Cite as: http://hdl.handle.net/11858/00-001M-0000-000F-EA69-0
Abstract
Introduction Former studies have investigated the potential of serum biomarkers for diseases affecting the human brain. In particular the glial protein S100B, a neuro- and gliotrophin inducing plasticity, seems to be involved in the pathogenesis and treatment of psychiatric diseases such as major depression and schizophrenia. Neuron-specific enolase (NSE) is a specific serum marker for neuronal damage. However, the specificity of these biomarkers for cell type and brain region has not been investigated in vivo until now. Methods We acquired two magnetic resonance imaging parameters sensitive to changes in gray and white matter (T1-weighted/diffusion tensor imaging) and obtained serum S100B and NSE levels of 41 healthy subjects. Additionally, we analyzed whole brain gene expressions of S100B in another male cohort of three subjects using the Allen Brain Atlas. Furthermore, a female post mortal brain was investigated using double immunofluorescence labelling with oligodendrocyte markers. Results We show that S100B is specifically related to white matter structures, namely the corpus callosum, anterior forceps and superior longitudinal fasciculus in female subjects. This effect was observed in fractional anisotropy and radial diffusivity – the latest an indicator of myelin changes.

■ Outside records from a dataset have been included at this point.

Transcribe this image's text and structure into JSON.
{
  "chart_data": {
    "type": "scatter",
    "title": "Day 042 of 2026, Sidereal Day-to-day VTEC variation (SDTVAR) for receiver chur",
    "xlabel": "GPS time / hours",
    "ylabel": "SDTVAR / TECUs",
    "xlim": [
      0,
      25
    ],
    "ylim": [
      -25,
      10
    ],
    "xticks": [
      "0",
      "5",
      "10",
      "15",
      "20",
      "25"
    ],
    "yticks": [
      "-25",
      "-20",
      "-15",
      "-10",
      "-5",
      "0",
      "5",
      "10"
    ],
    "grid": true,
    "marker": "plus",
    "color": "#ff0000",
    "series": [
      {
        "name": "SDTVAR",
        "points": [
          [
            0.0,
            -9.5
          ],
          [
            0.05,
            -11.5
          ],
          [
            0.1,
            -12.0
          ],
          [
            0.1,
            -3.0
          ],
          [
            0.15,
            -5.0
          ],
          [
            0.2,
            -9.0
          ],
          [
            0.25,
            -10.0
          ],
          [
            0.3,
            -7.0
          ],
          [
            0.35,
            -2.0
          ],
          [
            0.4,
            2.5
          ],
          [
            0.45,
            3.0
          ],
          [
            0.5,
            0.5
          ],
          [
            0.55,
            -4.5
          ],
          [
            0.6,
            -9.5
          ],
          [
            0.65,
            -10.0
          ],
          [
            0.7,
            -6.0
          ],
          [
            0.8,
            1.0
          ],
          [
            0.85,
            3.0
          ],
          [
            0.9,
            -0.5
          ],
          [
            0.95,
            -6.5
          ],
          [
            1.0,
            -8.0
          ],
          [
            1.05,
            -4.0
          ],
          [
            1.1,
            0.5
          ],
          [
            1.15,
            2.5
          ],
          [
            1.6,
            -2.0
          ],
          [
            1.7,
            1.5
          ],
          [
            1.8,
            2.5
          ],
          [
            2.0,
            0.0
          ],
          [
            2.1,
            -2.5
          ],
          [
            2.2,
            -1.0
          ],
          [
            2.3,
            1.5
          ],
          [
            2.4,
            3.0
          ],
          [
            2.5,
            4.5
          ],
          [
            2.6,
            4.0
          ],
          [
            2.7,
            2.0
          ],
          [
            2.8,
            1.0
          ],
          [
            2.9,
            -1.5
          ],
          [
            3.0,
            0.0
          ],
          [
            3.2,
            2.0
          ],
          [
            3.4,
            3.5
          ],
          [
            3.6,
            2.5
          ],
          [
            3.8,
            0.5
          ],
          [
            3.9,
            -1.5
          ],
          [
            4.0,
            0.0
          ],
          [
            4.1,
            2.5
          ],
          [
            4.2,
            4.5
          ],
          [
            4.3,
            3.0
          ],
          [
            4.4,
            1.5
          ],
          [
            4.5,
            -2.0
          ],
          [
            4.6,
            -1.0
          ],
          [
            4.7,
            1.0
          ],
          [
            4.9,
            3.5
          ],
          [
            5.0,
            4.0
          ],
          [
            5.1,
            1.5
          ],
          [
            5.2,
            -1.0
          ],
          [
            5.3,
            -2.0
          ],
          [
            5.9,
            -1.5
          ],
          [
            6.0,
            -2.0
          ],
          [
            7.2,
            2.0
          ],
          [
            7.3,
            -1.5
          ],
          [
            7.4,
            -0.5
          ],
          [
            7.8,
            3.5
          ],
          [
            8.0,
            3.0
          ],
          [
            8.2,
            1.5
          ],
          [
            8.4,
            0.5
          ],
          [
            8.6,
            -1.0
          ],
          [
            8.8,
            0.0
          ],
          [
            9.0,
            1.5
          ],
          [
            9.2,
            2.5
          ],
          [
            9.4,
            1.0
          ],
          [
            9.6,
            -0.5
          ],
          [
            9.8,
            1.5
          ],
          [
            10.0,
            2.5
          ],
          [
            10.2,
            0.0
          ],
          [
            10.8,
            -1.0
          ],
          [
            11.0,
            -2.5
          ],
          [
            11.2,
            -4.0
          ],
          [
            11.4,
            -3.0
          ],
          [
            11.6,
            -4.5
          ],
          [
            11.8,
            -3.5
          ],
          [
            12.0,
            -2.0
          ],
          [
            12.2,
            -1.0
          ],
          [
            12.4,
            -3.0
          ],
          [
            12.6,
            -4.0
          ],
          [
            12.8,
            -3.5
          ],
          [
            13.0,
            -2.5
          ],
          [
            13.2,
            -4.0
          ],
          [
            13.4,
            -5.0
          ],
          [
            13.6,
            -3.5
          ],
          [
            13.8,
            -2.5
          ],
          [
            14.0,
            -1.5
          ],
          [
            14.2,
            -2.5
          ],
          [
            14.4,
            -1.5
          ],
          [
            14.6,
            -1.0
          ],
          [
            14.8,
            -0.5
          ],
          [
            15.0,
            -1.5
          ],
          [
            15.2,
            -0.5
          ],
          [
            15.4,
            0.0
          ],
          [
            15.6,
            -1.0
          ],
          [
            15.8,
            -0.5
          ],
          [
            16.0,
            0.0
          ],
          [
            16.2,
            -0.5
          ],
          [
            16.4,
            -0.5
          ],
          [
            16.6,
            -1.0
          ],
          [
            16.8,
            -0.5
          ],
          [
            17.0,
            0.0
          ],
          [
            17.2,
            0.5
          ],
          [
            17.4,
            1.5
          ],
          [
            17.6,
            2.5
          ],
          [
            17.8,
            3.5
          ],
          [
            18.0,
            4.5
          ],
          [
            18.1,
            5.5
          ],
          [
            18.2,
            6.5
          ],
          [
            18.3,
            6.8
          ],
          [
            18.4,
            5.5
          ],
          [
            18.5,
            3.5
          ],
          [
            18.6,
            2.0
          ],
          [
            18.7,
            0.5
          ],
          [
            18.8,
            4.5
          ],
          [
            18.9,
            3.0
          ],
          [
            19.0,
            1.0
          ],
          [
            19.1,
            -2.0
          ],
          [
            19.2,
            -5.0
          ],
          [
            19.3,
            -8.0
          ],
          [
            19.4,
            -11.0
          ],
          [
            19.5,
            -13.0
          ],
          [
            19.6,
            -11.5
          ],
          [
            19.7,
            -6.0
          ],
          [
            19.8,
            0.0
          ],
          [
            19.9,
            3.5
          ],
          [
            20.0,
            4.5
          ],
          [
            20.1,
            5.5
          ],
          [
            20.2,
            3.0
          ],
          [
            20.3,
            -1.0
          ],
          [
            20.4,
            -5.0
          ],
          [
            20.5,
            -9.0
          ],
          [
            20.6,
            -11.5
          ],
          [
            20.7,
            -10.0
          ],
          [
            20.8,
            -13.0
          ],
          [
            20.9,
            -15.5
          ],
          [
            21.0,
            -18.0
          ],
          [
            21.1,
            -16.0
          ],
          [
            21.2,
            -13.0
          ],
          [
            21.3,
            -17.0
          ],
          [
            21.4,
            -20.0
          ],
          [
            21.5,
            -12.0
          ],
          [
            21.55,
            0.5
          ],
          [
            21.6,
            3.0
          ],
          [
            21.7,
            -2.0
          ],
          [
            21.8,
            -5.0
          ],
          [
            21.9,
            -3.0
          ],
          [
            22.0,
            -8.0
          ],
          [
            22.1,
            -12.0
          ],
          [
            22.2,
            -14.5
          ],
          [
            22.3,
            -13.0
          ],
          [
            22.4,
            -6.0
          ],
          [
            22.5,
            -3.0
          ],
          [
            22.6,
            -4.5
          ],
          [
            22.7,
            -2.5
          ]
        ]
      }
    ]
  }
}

Histological data confirmed a co-localization of S100B with oligodendrocyte markers in the human corpus callosum. S100B was most abundantly expressed in the corpus callosum according to the whole genome Allen Human Brain Atlas. In addition, NSE was related to gray matter structures, namely the amygdala. This effect was detected across sexes. Conclusion Our data demonstrates a very high S100B expression in white matter tracts, in particular in human corpus callosum. Our study is the first in vivo study validating the specificity of the glial marker S100B for the human brain, and supporting the assumption that radial diffusivity represents a myelin marker. Our results open a new perspective for future studies investigating major neuropsychiatric disorders.